Can a pharmacist substitute a biosimilar without asking the doctor?
Only if the biosimilar has "interchangeable" status. In Europe, substitution rules vary by country-some allow it automatically, others require doctor approval. In the U.S., only interchangeable biosimilars can be substituted without the prescriber’s consent. After the FDA’s June 2024 rule change, more biosimilars are expected to gain this status, making substitution easier.
Which countries in Europe lead in biosimilar use?
Germany, France, and the United Kingdom are the top adopters. Germany leads in manufacturing and has the most aggressive hospital procurement policies. France and the UK have strong national health systems that prioritize cost savings, making biosimilars the default choice in many cases.
What’s holding back biosimilar adoption in the U.S.?
Three main things: patent lawsuits, lack of interchangeability, and a fragmented healthcare system. Originator companies used legal tactics to delay entry. The FDA’s old switching study requirement made it hard to get interchangeable status. And with no central authority pushing biosimilars, insurers and pharmacies often didn’t prioritize them.
Will biosimilars replace original biologics completely?
Not completely, but they’ll become the standard. In Europe, some biologics now have over 80% biosimilar use. In the U.S., that’s coming fast-especially for drugs like Humira. Original manufacturers will still have a share, especially for newer versions or combination therapies. But cost pressure will make biosimilars the first choice for most patients and providers.

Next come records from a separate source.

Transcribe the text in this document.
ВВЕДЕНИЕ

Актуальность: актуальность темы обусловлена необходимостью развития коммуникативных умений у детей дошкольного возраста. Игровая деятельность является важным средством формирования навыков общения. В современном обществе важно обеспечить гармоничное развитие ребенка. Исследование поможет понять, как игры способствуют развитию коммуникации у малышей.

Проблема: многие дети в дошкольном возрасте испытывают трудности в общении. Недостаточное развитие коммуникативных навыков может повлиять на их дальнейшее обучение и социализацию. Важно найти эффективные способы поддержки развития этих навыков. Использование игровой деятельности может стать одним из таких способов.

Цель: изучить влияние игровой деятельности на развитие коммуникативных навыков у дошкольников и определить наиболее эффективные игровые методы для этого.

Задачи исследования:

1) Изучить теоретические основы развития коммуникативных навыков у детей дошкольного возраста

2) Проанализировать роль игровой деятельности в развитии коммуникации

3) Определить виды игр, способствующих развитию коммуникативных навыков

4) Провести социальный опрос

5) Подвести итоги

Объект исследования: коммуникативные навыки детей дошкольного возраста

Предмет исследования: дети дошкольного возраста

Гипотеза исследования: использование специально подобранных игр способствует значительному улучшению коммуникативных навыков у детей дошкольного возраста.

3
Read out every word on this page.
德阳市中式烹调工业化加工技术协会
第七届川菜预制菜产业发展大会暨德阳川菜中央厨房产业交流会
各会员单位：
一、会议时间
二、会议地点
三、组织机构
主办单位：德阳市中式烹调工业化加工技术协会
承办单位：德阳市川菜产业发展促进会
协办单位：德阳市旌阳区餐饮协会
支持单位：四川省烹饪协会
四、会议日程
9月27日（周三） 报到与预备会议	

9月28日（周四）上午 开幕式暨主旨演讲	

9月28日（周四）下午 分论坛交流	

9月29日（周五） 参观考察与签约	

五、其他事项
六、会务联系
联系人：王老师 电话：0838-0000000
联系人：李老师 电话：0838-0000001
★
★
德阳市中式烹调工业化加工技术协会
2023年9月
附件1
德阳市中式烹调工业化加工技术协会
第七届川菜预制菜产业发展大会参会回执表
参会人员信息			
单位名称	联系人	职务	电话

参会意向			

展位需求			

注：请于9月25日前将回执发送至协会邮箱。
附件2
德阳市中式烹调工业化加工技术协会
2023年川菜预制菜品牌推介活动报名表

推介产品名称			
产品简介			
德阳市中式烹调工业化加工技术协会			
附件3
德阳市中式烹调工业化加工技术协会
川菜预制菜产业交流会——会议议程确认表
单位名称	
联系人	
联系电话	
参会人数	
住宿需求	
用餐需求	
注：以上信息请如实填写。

How do biosimilars impact healthcare costs?
Significantly. In Europe, biosimilars have saved health systems over $10 billion since 2006. In the U.S., a single biosimilar for Humira could save Medicare $25 billion over 10 years. As more biologics lose patent protection, biosimilars will drive the biggest cost reductions in healthcare in decades.
Are biosimilars safe?
Yes. Both the EMA and FDA require biosimilars to meet the same high standards for safety, purity, and potency as the original biologic. Millions of patients worldwide have used biosimilars for over 15 years with no new safety concerns. Regulatory agencies continue to monitor them closely after approval.